2. “I don’t think you could say [Fergie] was a great tactical innovator, and yet he was the pioneer of playing ‘strikerless football’ in England, and that took them to the Champions League in 2008. He’s clearly tactically aware, because you can’t be that successful without being tactically aware, but when you have the best players in the country that are incredibly well organised and incredibly well motivated, why change anything?” Looking back at the Cup Winners’ Cup Final in 1991, he played a 4-2-3-1 – nobody called it that, but that’s what it was. That was a radical thing, but nobody really noticed it because we weren’t tuned to notice things like that.”
Football 365 catch up with football super-brain Jonathon Wilson in the wake of his latest book’s release.
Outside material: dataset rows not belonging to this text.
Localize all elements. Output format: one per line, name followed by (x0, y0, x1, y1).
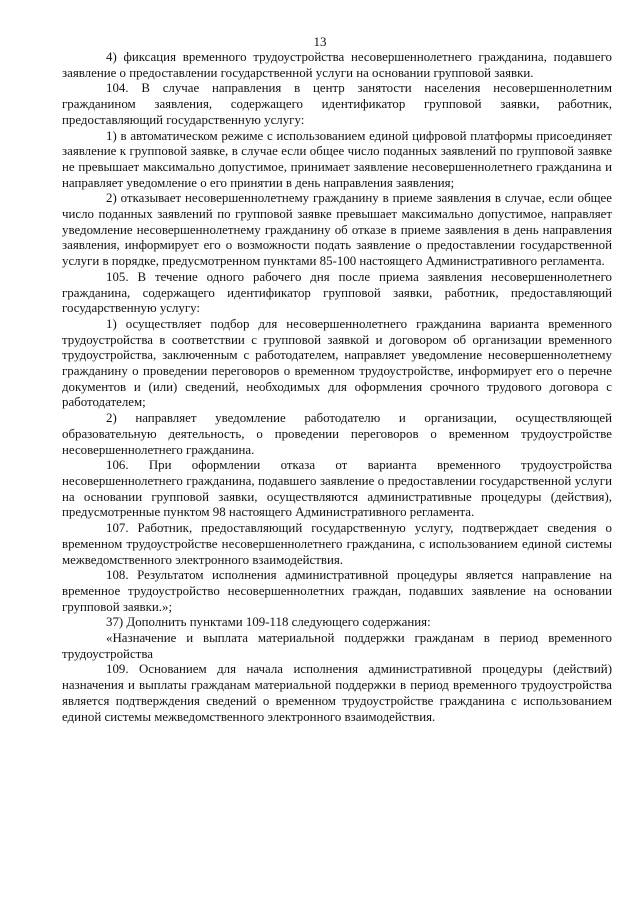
paragraph-109: 109. Основанием для начала исполнения административной процедуры (действий) назначения и выплаты гражданам материальной поддержки в период временного трудоустройства является подтверждения сведений о временном трудоустройстве гражданина с использованием единой системы межведомственного электронного взаимодействия. (62, 662, 612, 724)
paragraph-104-item-2: 2) отказывает несовершеннолетнему гражданину в приеме заявления в случае, если общее число поданных заявлений по групповой заявке превышает максимально допустимое, направляет уведомление несовершеннолетнему гражданину об отказе в приеме заявления в день направления заявления, информирует его о возможности подать заявление о предоставлении государственной услуги в порядке, предусмотренном пунктами 85-100 настоящего Административного регламента. (62, 191, 612, 269)
paragraph-item-4-fixation: 4) фиксация временного трудоустройства несовершеннолетнего гражданина, подавшего заявление о предоставлении государственной услуги на основании групповой заявки. (62, 50, 612, 80)
paragraph-105-item-2: 2) направляет уведомление работодателю и организации, осуществляющей образовательную деятельность, о проведении переговоров о временном трудоустройстве несовершеннолетнего гражданина. (62, 411, 612, 457)
paragraph-107: 107. Работник, предоставляющий государственную услугу, подтверждает сведения о временном трудоустройстве несовершеннолетнего гражданина, с использованием единой системы межведомственного электронного взаимодействия. (62, 521, 612, 567)
paragraph-104-item-1: 1) в автоматическом режиме с использованием единой цифровой платформы присоединяет заявление к групповой заявке, в случае если общее число поданных заявлений по групповой заявке не превышает максимально допустимое, принимает заявление несовершеннолетнего гражданина и направляет уведомление о его принятии в день направления заявления; (62, 128, 612, 190)
paragraph-105-item-1: 1) осуществляет подбор для несовершеннолетнего гражданина варианта временного трудоустройства в соответствии с групповой заявкой и договором об организации временного трудоустройства, заключенным с работодателем, направляет уведомление несовершеннолетнему гражданину о проведении переговоров о временном трудоустройстве, информирует его о перечне документов и (или) сведений, необходимых для оформления срочного трудового договора с работодателем; (62, 316, 612, 410)
paragraph-106: 106. При оформлении отказа от варианта временного трудоустройства несовершеннолетнего гражданина, подавшего заявление о предоставлении государственной услуги на основании групповой заявки, осуществляются административные процедуры (действия), предусмотренные пунктом 98 настоящего Административного регламента. (62, 458, 612, 520)
paragraph-108: 108. Результатом исполнения административной процедуры является направление на временное трудоустройство несовершеннолетних граждан, подавших заявление на основании групповой заявки.»; (62, 568, 612, 614)
paragraph-amendment-37: 37) Дополнить пунктами 109-118 следующего содержания: (106, 615, 431, 630)
document-body (62, 50, 612, 725)
paragraph-105: 105. В течение одного рабочего дня после приема заявления несовершеннолетнего гражданина, содержащего идентификатор групповой заявки, работник, предоставляющий государственную услугу: (62, 269, 612, 316)
section-heading: «Назначение и выплата материальной поддержки гражданам в период временного трудоустройства (62, 631, 612, 661)
page-number: 13 (313, 34, 327, 49)
paragraph-104: 104. В случае направления в центр занятости населения несовершеннолетним гражданином заявления, содержащего идентификатор групповой заявки, работник, предоставляющий государственную услугу: (62, 81, 612, 127)
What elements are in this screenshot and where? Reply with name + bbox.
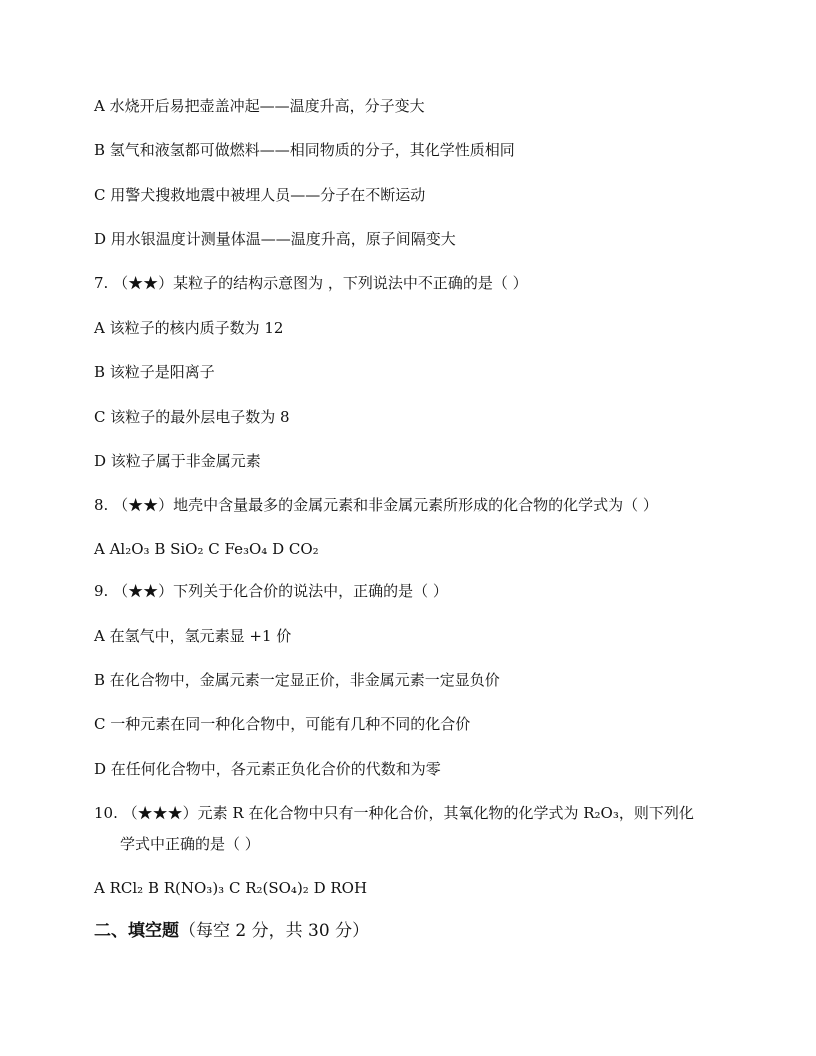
q8-stem: 8. （★★）地壳中含量最多的金属元素和非金属元素所形成的化合物的化学式为（ ） — [94, 496, 658, 514]
q10-options: A RCl₂ B R(NO₃)₃ C R₂(SO₄)₂ D ROH — [94, 879, 368, 897]
q7-option-b: B 该粒子是阳离子 — [94, 363, 215, 381]
q9-stem: 9. （★★）下列关于化合价的说法中，正确的是（ ） — [94, 582, 448, 600]
section-note: （每空 2 分，共 30 分） — [179, 921, 370, 941]
q9-option-d: D 在任何化合物中，各元素正负化合价的代数和为零 — [94, 760, 441, 778]
q9-option-b: B 在化合物中，金属元素一定显正价，非金属元素一定显负价 — [94, 671, 500, 689]
q6-option-d: D 用水银温度计测量体温——温度升高，原子间隔变大 — [94, 230, 456, 248]
q7-option-d: D 该粒子属于非金属元素 — [94, 452, 261, 470]
q7-stem: 7. （★★）某粒子的结构示意图为 ，下列说法中不正确的是（ ） — [94, 274, 528, 292]
q9-option-c: C 一种元素在同一种化合物中，可能有几种不同的化合价 — [94, 715, 471, 733]
q6-option-c: C 用警犬搜救地震中被埋人员——分子在不断运动 — [94, 186, 426, 204]
q6-option-a: A 水烧开后易把壶盖冲起——温度升高，分子变大 — [94, 97, 425, 115]
q6-option-b: B 氢气和液氢都可做燃料——相同物质的分子，其化学性质相同 — [94, 141, 515, 159]
q9-option-a: A 在氢气中，氢元素显 +1 价 — [94, 627, 292, 645]
section-title: 二、填空题 — [94, 921, 179, 941]
section-heading — [94, 920, 369, 942]
q8-options: A Al₂O₃ B SiO₂ C Fe₃O₄ D CO₂ — [94, 540, 319, 558]
q7-option-a: A 该粒子的核内质子数为 12 — [94, 319, 284, 337]
q7-option-c: C 该粒子的最外层电子数为 8 — [94, 408, 290, 426]
q10-stem: 10. （★★★）元素 R 在化合物中只有一种化合价，其氧化物的化学式为 R₂O₃，则下列化 — [94, 804, 694, 822]
q10-stem-continued: 学式中正确的是（ ） — [120, 835, 260, 853]
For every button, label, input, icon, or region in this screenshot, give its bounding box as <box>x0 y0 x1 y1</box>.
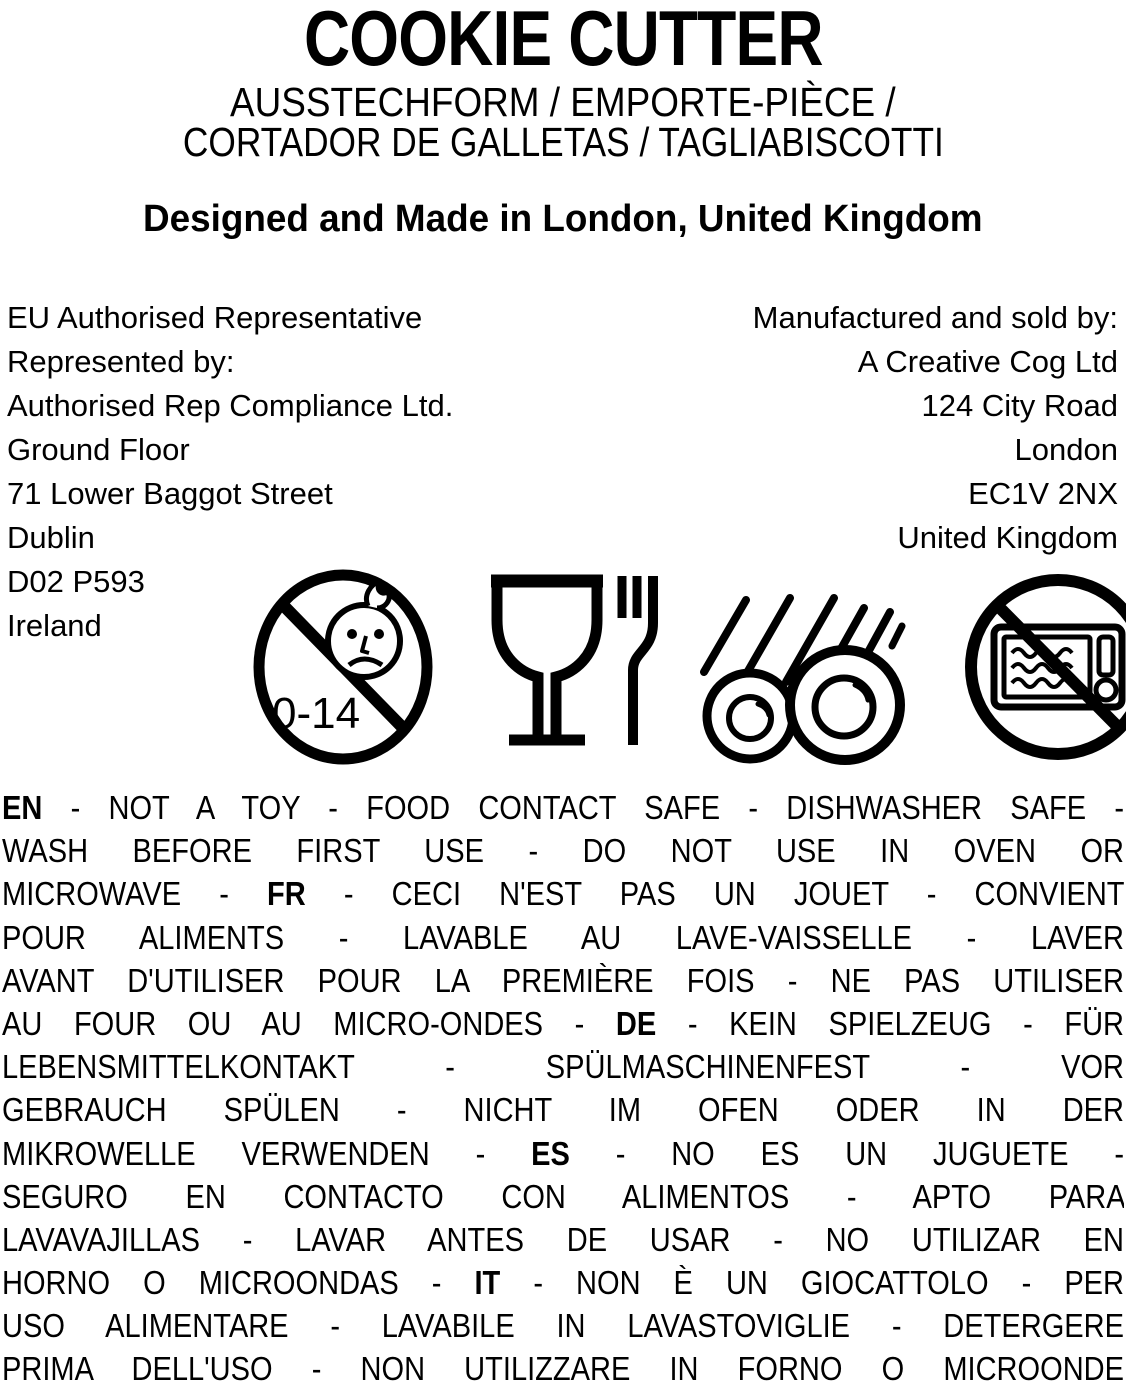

1. “Stynes’ story may not be the saddest, but it is a tale of the human spirit’s capacity to not only endure, but to give. If Stynes has complained about the pain and howled at the unfairness of a near-certain death sentence, he has not told the world about it. He has feared death, naturally, but he has not bowed to bitterness. Amid many twilights of doubt, he has not sought sympathy. Nor has he, or his wife, Sam, airbrushed the confronting bits. Stynes is without the vanity of modern celebrity. Who else would share the bouts of grumpiness that once prompted Sam to boot him from the house?”
The Herald Sun’s Patrick Carlyon pay tribute to their ‘Victorian of the Year’, AFL legend and Dubliner, Jim Stynes who continues to fight cancer.